Los mejores escritores han compartido, por tanto, su experiencia, su conocimiento, su artesanía. El propio Piglia impulsó la publicación de las obras de sus contemporáneos en las colecciones que dirigió, guió a centenares de alumnos y protagonizó uno de los momentos estelares de la historia de la televisión cultural, su curso sobre Borges. La solidaridad de Aira con los jóvenes editores de su país es legendaria.
Tal vez habría que cambiar la mirada. Releer la historia de la literatura argentina no en clave de competencia y del arte de la guerra, sino de redes colaborativas, antologías, talleres, lecturas compartidas, agradecimiento, tradiciones complejas.

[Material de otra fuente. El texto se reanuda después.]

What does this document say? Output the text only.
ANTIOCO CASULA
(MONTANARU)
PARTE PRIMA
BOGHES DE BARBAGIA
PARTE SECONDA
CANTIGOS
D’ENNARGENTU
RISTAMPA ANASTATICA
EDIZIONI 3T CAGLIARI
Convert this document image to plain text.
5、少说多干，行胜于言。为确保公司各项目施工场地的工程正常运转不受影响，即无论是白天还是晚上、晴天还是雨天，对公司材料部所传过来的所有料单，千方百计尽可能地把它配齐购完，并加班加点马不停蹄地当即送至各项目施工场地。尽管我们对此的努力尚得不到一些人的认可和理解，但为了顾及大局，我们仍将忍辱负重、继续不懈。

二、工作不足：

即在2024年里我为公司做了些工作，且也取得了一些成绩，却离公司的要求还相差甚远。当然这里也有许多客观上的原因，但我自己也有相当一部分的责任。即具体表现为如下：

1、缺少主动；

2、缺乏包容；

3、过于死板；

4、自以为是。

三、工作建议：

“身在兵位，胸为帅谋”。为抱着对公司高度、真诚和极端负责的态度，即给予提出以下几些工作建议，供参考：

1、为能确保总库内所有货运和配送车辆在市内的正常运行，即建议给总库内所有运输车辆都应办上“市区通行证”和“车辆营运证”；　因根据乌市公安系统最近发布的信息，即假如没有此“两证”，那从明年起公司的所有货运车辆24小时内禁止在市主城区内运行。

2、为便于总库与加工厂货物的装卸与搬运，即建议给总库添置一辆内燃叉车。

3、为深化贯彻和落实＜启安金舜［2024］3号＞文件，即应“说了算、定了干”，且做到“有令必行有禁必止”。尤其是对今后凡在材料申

Hacerlo, en fin, según la moraleja de la historia con la que voy a acabar este artículo. Hace poco una persona, que se encontraba en la deliberación en Bogotá para conceder el Premio Hispanoamericano de Cuento Gabriel García Márquez, me contó que el año en que la gran favorita era Schweblin por Siete casas vacías formaba parte del jurado Hebe Uhart. La veterana escritora argentina dijo, desde el principio, que estaba dispuesta a conversar sobre cualquier otro posible ganador. Pero nunca aceptaría que el premio lo obtuviera ese libro. Se lo conté a Samanta el otro día en Barcelona. Me dijo que le sonaba que ya le habían contado esa anécdota. Que no entiende las razones de esa animadversión (¿tal vez la heredara de alguna de sus maestras?). Pero lo importante no es eso, sino todo lo que ella aprendió leyendo a Uhart. Su deuda. Muy parecida, estoy seguro, a la que sienten los jóvenes escritores y escritoras que han pasado por su taller de Berlín. Su gratitud.